Pandas' `merge()` function conveniently uses common column names between the DataFrames as keys. You can always specifically specify what columns to join on by using the `on` keyword as in `pd.merge(df1, df2, on=[col1, col2])`. Unfortunately, columns that are not identically named beforehand will not work with this convenience method. Additionally, it is imperative to check the formatting of the join keys between the tables. A number formatted as a string can often ruin joins, and separate formatting conventions such as 'U.S.' versus 'USA' are also important preprocessing considerations before merging data files from various sources. In this case, everything worked smoothly, but it's good to keep in mind what problems may occur.

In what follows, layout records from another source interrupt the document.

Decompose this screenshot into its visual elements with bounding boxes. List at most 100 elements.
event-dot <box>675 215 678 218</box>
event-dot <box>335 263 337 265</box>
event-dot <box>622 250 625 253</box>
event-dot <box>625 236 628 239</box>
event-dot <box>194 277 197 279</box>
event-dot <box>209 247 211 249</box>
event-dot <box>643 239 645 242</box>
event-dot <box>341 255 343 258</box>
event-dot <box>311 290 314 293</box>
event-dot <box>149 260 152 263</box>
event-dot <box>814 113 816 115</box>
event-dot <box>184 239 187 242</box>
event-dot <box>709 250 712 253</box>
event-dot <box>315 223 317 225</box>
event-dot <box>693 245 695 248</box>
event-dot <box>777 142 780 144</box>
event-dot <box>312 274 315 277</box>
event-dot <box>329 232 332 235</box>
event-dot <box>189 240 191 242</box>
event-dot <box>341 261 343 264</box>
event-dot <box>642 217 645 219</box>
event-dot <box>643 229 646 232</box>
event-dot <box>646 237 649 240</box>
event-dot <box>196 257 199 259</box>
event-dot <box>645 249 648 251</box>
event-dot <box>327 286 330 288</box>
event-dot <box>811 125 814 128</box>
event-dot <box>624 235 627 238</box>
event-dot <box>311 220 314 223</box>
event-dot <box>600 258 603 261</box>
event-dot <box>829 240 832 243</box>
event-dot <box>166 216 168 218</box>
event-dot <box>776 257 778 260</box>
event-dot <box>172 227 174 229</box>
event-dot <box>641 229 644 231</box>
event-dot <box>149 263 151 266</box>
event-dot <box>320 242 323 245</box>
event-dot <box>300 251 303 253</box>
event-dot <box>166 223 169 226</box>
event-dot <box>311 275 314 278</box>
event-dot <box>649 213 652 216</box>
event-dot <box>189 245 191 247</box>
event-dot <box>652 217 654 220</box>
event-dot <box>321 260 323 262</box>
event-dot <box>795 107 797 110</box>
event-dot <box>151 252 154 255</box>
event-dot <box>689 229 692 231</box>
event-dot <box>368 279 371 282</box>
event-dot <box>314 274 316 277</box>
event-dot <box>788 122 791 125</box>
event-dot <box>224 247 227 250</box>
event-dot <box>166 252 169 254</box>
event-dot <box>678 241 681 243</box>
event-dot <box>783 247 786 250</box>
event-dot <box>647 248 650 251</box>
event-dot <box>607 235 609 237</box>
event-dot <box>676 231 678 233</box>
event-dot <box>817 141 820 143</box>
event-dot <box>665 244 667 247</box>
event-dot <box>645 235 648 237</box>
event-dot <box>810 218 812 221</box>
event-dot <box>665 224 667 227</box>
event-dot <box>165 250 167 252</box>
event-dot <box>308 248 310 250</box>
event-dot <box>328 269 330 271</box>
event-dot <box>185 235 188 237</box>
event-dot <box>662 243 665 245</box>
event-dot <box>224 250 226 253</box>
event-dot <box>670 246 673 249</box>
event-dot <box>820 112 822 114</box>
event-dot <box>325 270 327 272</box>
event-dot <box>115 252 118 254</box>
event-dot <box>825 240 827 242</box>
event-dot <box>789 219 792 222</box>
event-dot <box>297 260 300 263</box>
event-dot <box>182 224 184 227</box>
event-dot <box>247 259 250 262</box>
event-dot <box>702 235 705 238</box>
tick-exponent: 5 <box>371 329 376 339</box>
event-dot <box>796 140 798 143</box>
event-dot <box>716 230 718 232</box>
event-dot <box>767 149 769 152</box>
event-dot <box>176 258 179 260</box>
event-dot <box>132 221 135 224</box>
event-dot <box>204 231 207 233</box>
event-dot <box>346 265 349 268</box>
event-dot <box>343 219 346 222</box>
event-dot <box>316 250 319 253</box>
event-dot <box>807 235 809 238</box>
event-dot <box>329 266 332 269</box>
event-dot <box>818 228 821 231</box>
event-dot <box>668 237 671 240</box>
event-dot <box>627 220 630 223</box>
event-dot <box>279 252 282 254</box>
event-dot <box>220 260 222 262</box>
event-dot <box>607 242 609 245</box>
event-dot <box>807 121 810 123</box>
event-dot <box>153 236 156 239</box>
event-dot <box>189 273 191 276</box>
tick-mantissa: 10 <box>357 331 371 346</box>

## Saving Transformed Data to File
Finally, we can save our transformed dataset.

In [17]:
merged.to_csv('Merged_Dataset.csv', index=False)

## Summary
Well done! In this lesson you reviewed merges, as well as potential pitfalls in merging datasets from different sources. In the next lab, you'll get some practice doing this as an initial step to a regression task.